Crystal monoids \& crystal bases: rewriting systems and biautomatic structures for plactic monoids of types $A_{n}$, $B_{n}$, $C_{n}$, $D_{n}$, and $G_2$

Abstract: The vertices of any (combinatorial) Kashiwara crystal graph carry a natural monoid structure given by identifying words labelling vertices that appear in the same position of isomorphic components of the crystal. Working on a purely combinatorial and monoid-theoretical level, we prove some foundational results for these crystal monoids, including the observation that they have decidable word problem when their weight monoid is a finite rank free abelian group. The problem of constructing finite complete rewriting systems, and biautomatic structures, for crystal monoids is then investigated.

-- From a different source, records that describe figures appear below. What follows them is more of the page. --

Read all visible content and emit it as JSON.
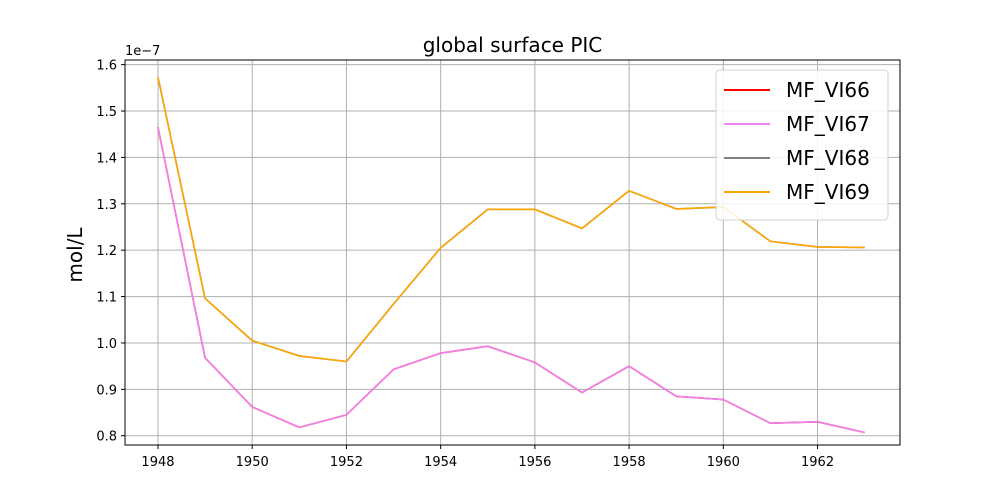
{
  "chart_data": {
    "type": "line",
    "title": "global surface PIC",
    "xlabel": "",
    "ylabel": "mol/L",
    "y_offset_label": "1e−7",
    "xlim": [
      1947.3,
      1963.75
    ],
    "ylim": [
      0.78,
      1.61
    ],
    "x_ticks": [
      1948,
      1950,
      1952,
      1954,
      1956,
      1958,
      1960,
      1962
    ],
    "y_ticks": [
      0.8,
      0.9,
      1.0,
      1.1,
      1.2,
      1.3,
      1.4,
      1.5,
      1.6
    ],
    "y_tick_labels": [
      "0.8",
      "0.9",
      "1.0",
      "1.1",
      "1.2",
      "1.3",
      "1.4",
      "1.5",
      "1.6"
    ],
    "grid": true,
    "legend_position": "top-right",
    "x": [
      1948,
      1949,
      1950,
      1951,
      1952,
      1953,
      1954,
      1955,
      1956,
      1957,
      1958,
      1959,
      1960,
      1961,
      1962,
      1963
    ],
    "series": [
      {
        "name": "MF_VI66",
        "color": "#ff0000",
        "values": [
          1.465,
          0.968,
          0.862,
          0.818,
          0.845,
          0.943,
          0.978,
          0.993,
          0.958,
          0.893,
          0.95,
          0.885,
          0.878,
          0.827,
          0.83,
          0.807
        ]
      },
      {
        "name": "MF_VI67",
        "color": "#ee82ee",
        "values": [
          1.465,
          0.968,
          0.862,
          0.818,
          0.845,
          0.943,
          0.978,
          0.993,
          0.958,
          0.893,
          0.95,
          0.885,
          0.878,
          0.827,
          0.83,
          0.807
        ]
      },
      {
        "name": "MF_VI68",
        "color": "#808080",
        "values": [
          1.573,
          1.096,
          1.005,
          0.972,
          0.96,
          1.084,
          1.205,
          1.288,
          1.288,
          1.247,
          1.328,
          1.289,
          1.293,
          1.219,
          1.207,
          1.206
        ]
      },
      {
        "name": "MF_VI69",
        "color": "#ffa500",
        "values": [
          1.573,
          1.096,
          1.005,
          0.972,
          0.96,
          1.084,
          1.205,
          1.288,
          1.288,
          1.247,
          1.328,
          1.289,
          1.293,
          1.219,
          1.207,
          1.206
        ]
      }
    ]
  }
}
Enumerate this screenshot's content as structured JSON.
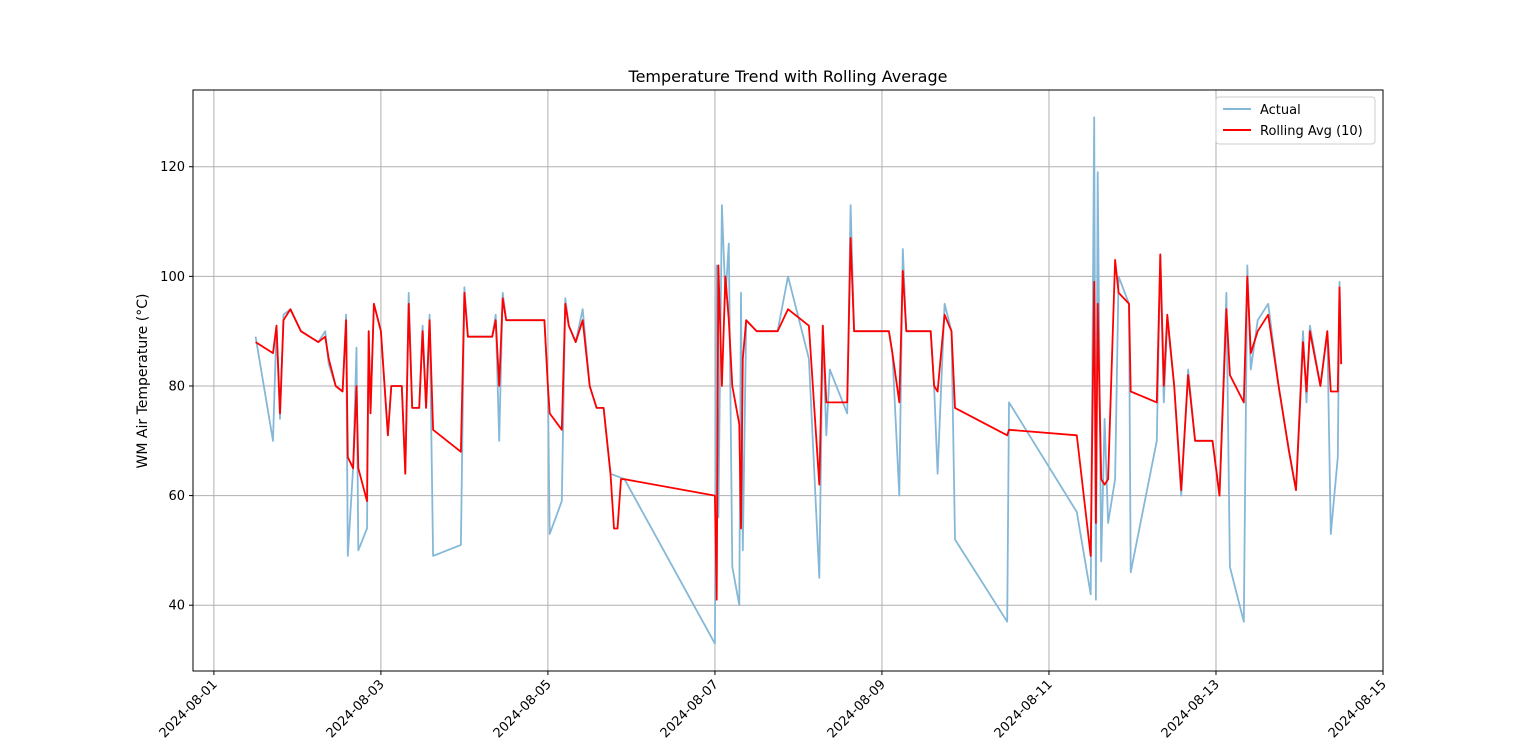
{
  "chart_data": {
    "type": "line",
    "title": "Temperature Trend with Rolling Average",
    "xlabel": "",
    "ylabel": "WM Air Temperature (°C)",
    "x_ticks": [
      "2024-08-01",
      "2024-08-03",
      "2024-08-05",
      "2024-08-07",
      "2024-08-09",
      "2024-08-11",
      "2024-08-13",
      "2024-08-15"
    ],
    "y_ticks": [
      40,
      60,
      80,
      100,
      120
    ],
    "xlim": [
      "2024-07-31 18:00",
      "2024-08-15 00:00"
    ],
    "ylim": [
      28,
      134
    ],
    "grid": true,
    "legend_position": "top-right",
    "series": [
      {
        "name": "Actual",
        "color": "#85b8d8",
        "points": [
          [
            "2024-08-01 12:00",
            89
          ],
          [
            "2024-08-01 17:00",
            70
          ],
          [
            "2024-08-01 18:00",
            91
          ],
          [
            "2024-08-01 19:00",
            74
          ],
          [
            "2024-08-01 20:00",
            93
          ],
          [
            "2024-08-01 22:00",
            94
          ],
          [
            "2024-08-02 01:00",
            90
          ],
          [
            "2024-08-02 06:00",
            88
          ],
          [
            "2024-08-02 08:00",
            90
          ],
          [
            "2024-08-02 09:00",
            84
          ],
          [
            "2024-08-02 11:00",
            80
          ],
          [
            "2024-08-02 13:00",
            79
          ],
          [
            "2024-08-02 14:00",
            93
          ],
          [
            "2024-08-02 14:30",
            49
          ],
          [
            "2024-08-02 16:00",
            65
          ],
          [
            "2024-08-02 17:00",
            87
          ],
          [
            "2024-08-02 17:30",
            50
          ],
          [
            "2024-08-02 20:00",
            54
          ],
          [
            "2024-08-02 20:30",
            90
          ],
          [
            "2024-08-02 21:00",
            75
          ],
          [
            "2024-08-02 22:00",
            95
          ],
          [
            "2024-08-03 00:00",
            90
          ],
          [
            "2024-08-03 02:00",
            71
          ],
          [
            "2024-08-03 03:00",
            80
          ],
          [
            "2024-08-03 06:00",
            80
          ],
          [
            "2024-08-03 07:00",
            64
          ],
          [
            "2024-08-03 08:00",
            97
          ],
          [
            "2024-08-03 09:00",
            76
          ],
          [
            "2024-08-03 11:00",
            76
          ],
          [
            "2024-08-03 12:00",
            91
          ],
          [
            "2024-08-03 13:00",
            76
          ],
          [
            "2024-08-03 14:00",
            93
          ],
          [
            "2024-08-03 15:00",
            49
          ],
          [
            "2024-08-03 23:00",
            51
          ],
          [
            "2024-08-04 00:00",
            98
          ],
          [
            "2024-08-04 01:00",
            89
          ],
          [
            "2024-08-04 08:00",
            89
          ],
          [
            "2024-08-04 09:00",
            93
          ],
          [
            "2024-08-04 10:00",
            70
          ],
          [
            "2024-08-04 11:00",
            97
          ],
          [
            "2024-08-04 12:00",
            92
          ],
          [
            "2024-08-04 23:00",
            92
          ],
          [
            "2024-08-05 00:00",
            80
          ],
          [
            "2024-08-05 00:30",
            53
          ],
          [
            "2024-08-05 04:00",
            59
          ],
          [
            "2024-08-05 05:00",
            96
          ],
          [
            "2024-08-05 06:00",
            91
          ],
          [
            "2024-08-05 08:00",
            88
          ],
          [
            "2024-08-05 10:00",
            94
          ],
          [
            "2024-08-05 12:00",
            80
          ],
          [
            "2024-08-05 14:00",
            76
          ],
          [
            "2024-08-05 16:00",
            76
          ],
          [
            "2024-08-05 18:00",
            64
          ],
          [
            "2024-08-05 22:00",
            63
          ],
          [
            "2024-08-07 00:00",
            33
          ],
          [
            "2024-08-07 00:30",
            102
          ],
          [
            "2024-08-07 01:00",
            56
          ],
          [
            "2024-08-07 02:00",
            113
          ],
          [
            "2024-08-07 03:00",
            96
          ],
          [
            "2024-08-07 04:00",
            106
          ],
          [
            "2024-08-07 05:00",
            47
          ],
          [
            "2024-08-07 07:00",
            40
          ],
          [
            "2024-08-07 07:30",
            97
          ],
          [
            "2024-08-07 08:00",
            50
          ],
          [
            "2024-08-07 09:00",
            92
          ],
          [
            "2024-08-07 12:00",
            90
          ],
          [
            "2024-08-07 18:00",
            90
          ],
          [
            "2024-08-07 21:00",
            100
          ],
          [
            "2024-08-08 03:00",
            85
          ],
          [
            "2024-08-08 06:00",
            45
          ],
          [
            "2024-08-08 07:00",
            91
          ],
          [
            "2024-08-08 08:00",
            71
          ],
          [
            "2024-08-08 09:00",
            83
          ],
          [
            "2024-08-08 14:00",
            75
          ],
          [
            "2024-08-08 15:00",
            113
          ],
          [
            "2024-08-08 16:00",
            90
          ],
          [
            "2024-08-09 02:00",
            90
          ],
          [
            "2024-08-09 03:00",
            86
          ],
          [
            "2024-08-09 05:00",
            60
          ],
          [
            "2024-08-09 06:00",
            105
          ],
          [
            "2024-08-09 07:00",
            90
          ],
          [
            "2024-08-09 14:00",
            90
          ],
          [
            "2024-08-09 15:00",
            80
          ],
          [
            "2024-08-09 16:00",
            64
          ],
          [
            "2024-08-09 18:00",
            95
          ],
          [
            "2024-08-09 20:00",
            90
          ],
          [
            "2024-08-09 21:00",
            52
          ],
          [
            "2024-08-10 12:00",
            37
          ],
          [
            "2024-08-10 12:30",
            77
          ],
          [
            "2024-08-11 08:00",
            57
          ],
          [
            "2024-08-11 12:00",
            42
          ],
          [
            "2024-08-11 13:00",
            129
          ],
          [
            "2024-08-11 13:30",
            41
          ],
          [
            "2024-08-11 14:00",
            119
          ],
          [
            "2024-08-11 15:00",
            48
          ],
          [
            "2024-08-11 16:00",
            74
          ],
          [
            "2024-08-11 17:00",
            55
          ],
          [
            "2024-08-11 19:00",
            63
          ],
          [
            "2024-08-11 20:00",
            100
          ],
          [
            "2024-08-11 23:00",
            95
          ],
          [
            "2024-08-11 23:30",
            46
          ],
          [
            "2024-08-12 07:00",
            70
          ],
          [
            "2024-08-12 08:00",
            104
          ],
          [
            "2024-08-12 09:00",
            77
          ],
          [
            "2024-08-12 10:00",
            92
          ],
          [
            "2024-08-12 12:00",
            80
          ],
          [
            "2024-08-12 14:00",
            60
          ],
          [
            "2024-08-12 16:00",
            83
          ],
          [
            "2024-08-12 18:00",
            70
          ],
          [
            "2024-08-12 23:00",
            70
          ],
          [
            "2024-08-13 01:00",
            60
          ],
          [
            "2024-08-13 03:00",
            97
          ],
          [
            "2024-08-13 04:00",
            47
          ],
          [
            "2024-08-13 08:00",
            37
          ],
          [
            "2024-08-13 09:00",
            102
          ],
          [
            "2024-08-13 10:00",
            83
          ],
          [
            "2024-08-13 12:00",
            92
          ],
          [
            "2024-08-13 15:00",
            95
          ],
          [
            "2024-08-13 18:00",
            80
          ],
          [
            "2024-08-13 21:00",
            68
          ],
          [
            "2024-08-13 23:00",
            61
          ],
          [
            "2024-08-14 01:00",
            90
          ],
          [
            "2024-08-14 02:00",
            77
          ],
          [
            "2024-08-14 03:00",
            91
          ],
          [
            "2024-08-14 06:00",
            80
          ],
          [
            "2024-08-14 08:00",
            90
          ],
          [
            "2024-08-14 09:00",
            53
          ],
          [
            "2024-08-14 11:00",
            67
          ],
          [
            "2024-08-14 11:30",
            99
          ],
          [
            "2024-08-14 12:00",
            84
          ]
        ]
      },
      {
        "name": "Rolling Avg (10)",
        "color": "#ff0000",
        "points": [
          [
            "2024-08-01 12:00",
            88
          ],
          [
            "2024-08-01 17:00",
            86
          ],
          [
            "2024-08-01 18:00",
            91
          ],
          [
            "2024-08-01 19:00",
            75
          ],
          [
            "2024-08-01 20:00",
            92
          ],
          [
            "2024-08-01 22:00",
            94
          ],
          [
            "2024-08-02 01:00",
            90
          ],
          [
            "2024-08-02 06:00",
            88
          ],
          [
            "2024-08-02 08:00",
            89
          ],
          [
            "2024-08-02 09:00",
            85
          ],
          [
            "2024-08-02 11:00",
            80
          ],
          [
            "2024-08-02 13:00",
            79
          ],
          [
            "2024-08-02 14:00",
            92
          ],
          [
            "2024-08-02 14:30",
            67
          ],
          [
            "2024-08-02 16:00",
            65
          ],
          [
            "2024-08-02 17:00",
            80
          ],
          [
            "2024-08-02 17:30",
            65
          ],
          [
            "2024-08-02 20:00",
            59
          ],
          [
            "2024-08-02 20:30",
            90
          ],
          [
            "2024-08-02 21:00",
            75
          ],
          [
            "2024-08-02 22:00",
            95
          ],
          [
            "2024-08-03 00:00",
            90
          ],
          [
            "2024-08-03 02:00",
            71
          ],
          [
            "2024-08-03 03:00",
            80
          ],
          [
            "2024-08-03 06:00",
            80
          ],
          [
            "2024-08-03 07:00",
            64
          ],
          [
            "2024-08-03 08:00",
            95
          ],
          [
            "2024-08-03 09:00",
            76
          ],
          [
            "2024-08-03 11:00",
            76
          ],
          [
            "2024-08-03 12:00",
            90
          ],
          [
            "2024-08-03 13:00",
            76
          ],
          [
            "2024-08-03 14:00",
            92
          ],
          [
            "2024-08-03 15:00",
            72
          ],
          [
            "2024-08-03 23:00",
            68
          ],
          [
            "2024-08-04 00:00",
            97
          ],
          [
            "2024-08-04 01:00",
            89
          ],
          [
            "2024-08-04 08:00",
            89
          ],
          [
            "2024-08-04 09:00",
            92
          ],
          [
            "2024-08-04 10:00",
            80
          ],
          [
            "2024-08-04 11:00",
            96
          ],
          [
            "2024-08-04 12:00",
            92
          ],
          [
            "2024-08-04 23:00",
            92
          ],
          [
            "2024-08-05 00:00",
            80
          ],
          [
            "2024-08-05 00:30",
            75
          ],
          [
            "2024-08-05 04:00",
            72
          ],
          [
            "2024-08-05 05:00",
            95
          ],
          [
            "2024-08-05 06:00",
            91
          ],
          [
            "2024-08-05 08:00",
            88
          ],
          [
            "2024-08-05 10:00",
            92
          ],
          [
            "2024-08-05 12:00",
            80
          ],
          [
            "2024-08-05 14:00",
            76
          ],
          [
            "2024-08-05 16:00",
            76
          ],
          [
            "2024-08-05 18:00",
            64
          ],
          [
            "2024-08-05 19:00",
            54
          ],
          [
            "2024-08-05 20:00",
            54
          ],
          [
            "2024-08-05 21:00",
            63
          ],
          [
            "2024-08-05 22:00",
            63
          ],
          [
            "2024-08-07 00:00",
            60
          ],
          [
            "2024-08-07 00:30",
            41
          ],
          [
            "2024-08-07 01:00",
            102
          ],
          [
            "2024-08-07 02:00",
            80
          ],
          [
            "2024-08-07 03:00",
            100
          ],
          [
            "2024-08-07 04:00",
            92
          ],
          [
            "2024-08-07 05:00",
            80
          ],
          [
            "2024-08-07 07:00",
            73
          ],
          [
            "2024-08-07 07:30",
            54
          ],
          [
            "2024-08-07 08:00",
            85
          ],
          [
            "2024-08-07 09:00",
            92
          ],
          [
            "2024-08-07 12:00",
            90
          ],
          [
            "2024-08-07 18:00",
            90
          ],
          [
            "2024-08-07 21:00",
            94
          ],
          [
            "2024-08-08 03:00",
            91
          ],
          [
            "2024-08-08 06:00",
            62
          ],
          [
            "2024-08-08 07:00",
            91
          ],
          [
            "2024-08-08 08:00",
            77
          ],
          [
            "2024-08-08 09:00",
            77
          ],
          [
            "2024-08-08 14:00",
            77
          ],
          [
            "2024-08-08 15:00",
            107
          ],
          [
            "2024-08-08 16:00",
            90
          ],
          [
            "2024-08-09 02:00",
            90
          ],
          [
            "2024-08-09 03:00",
            86
          ],
          [
            "2024-08-09 05:00",
            77
          ],
          [
            "2024-08-09 06:00",
            101
          ],
          [
            "2024-08-09 07:00",
            90
          ],
          [
            "2024-08-09 14:00",
            90
          ],
          [
            "2024-08-09 15:00",
            80
          ],
          [
            "2024-08-09 16:00",
            79
          ],
          [
            "2024-08-09 18:00",
            93
          ],
          [
            "2024-08-09 20:00",
            90
          ],
          [
            "2024-08-09 21:00",
            76
          ],
          [
            "2024-08-10 12:00",
            71
          ],
          [
            "2024-08-10 12:30",
            72
          ],
          [
            "2024-08-11 08:00",
            71
          ],
          [
            "2024-08-11 12:00",
            49
          ],
          [
            "2024-08-11 13:00",
            99
          ],
          [
            "2024-08-11 13:30",
            55
          ],
          [
            "2024-08-11 14:00",
            95
          ],
          [
            "2024-08-11 15:00",
            63
          ],
          [
            "2024-08-11 16:00",
            62
          ],
          [
            "2024-08-11 17:00",
            63
          ],
          [
            "2024-08-11 19:00",
            103
          ],
          [
            "2024-08-11 20:00",
            97
          ],
          [
            "2024-08-11 23:00",
            95
          ],
          [
            "2024-08-11 23:30",
            79
          ],
          [
            "2024-08-12 07:00",
            77
          ],
          [
            "2024-08-12 08:00",
            104
          ],
          [
            "2024-08-12 09:00",
            80
          ],
          [
            "2024-08-12 10:00",
            93
          ],
          [
            "2024-08-12 12:00",
            80
          ],
          [
            "2024-08-12 14:00",
            61
          ],
          [
            "2024-08-12 16:00",
            82
          ],
          [
            "2024-08-12 18:00",
            70
          ],
          [
            "2024-08-12 23:00",
            70
          ],
          [
            "2024-08-13 01:00",
            60
          ],
          [
            "2024-08-13 03:00",
            94
          ],
          [
            "2024-08-13 04:00",
            82
          ],
          [
            "2024-08-13 08:00",
            77
          ],
          [
            "2024-08-13 09:00",
            100
          ],
          [
            "2024-08-13 10:00",
            86
          ],
          [
            "2024-08-13 12:00",
            90
          ],
          [
            "2024-08-13 15:00",
            93
          ],
          [
            "2024-08-13 18:00",
            80
          ],
          [
            "2024-08-13 21:00",
            68
          ],
          [
            "2024-08-13 23:00",
            61
          ],
          [
            "2024-08-14 01:00",
            88
          ],
          [
            "2024-08-14 02:00",
            79
          ],
          [
            "2024-08-14 03:00",
            90
          ],
          [
            "2024-08-14 06:00",
            80
          ],
          [
            "2024-08-14 08:00",
            90
          ],
          [
            "2024-08-14 09:00",
            79
          ],
          [
            "2024-08-14 11:00",
            79
          ],
          [
            "2024-08-14 11:30",
            98
          ],
          [
            "2024-08-14 12:00",
            84
          ]
        ]
      }
    ]
  }
}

In the case of Kashiwara crystals of types $A_n$, $B_n$, $C_n$, $D_n$, and $G_2$ (corresponding to the $q$-analogues of the Lie algebras of these types) these monoids are precisely the generalised plactic monoids investigated in work of Lecouvey. We construct presentations via finite complete rewriting systems for all of these types using a unified proof strategy that depends on Kashiwara's crystal bases and analogies of Young tableaux, and on Lecouvey's presentations for these monoids. As corollaries, we deduce that plactic monoids of these types have finite derivation type and satisfy the homological finiteness properties left and right $\mathrm{FP}_\infty$. These rewriting systems are then applied to show that plactic monoids of these types are biautomatic and thus have word problem soluble in quadratic time.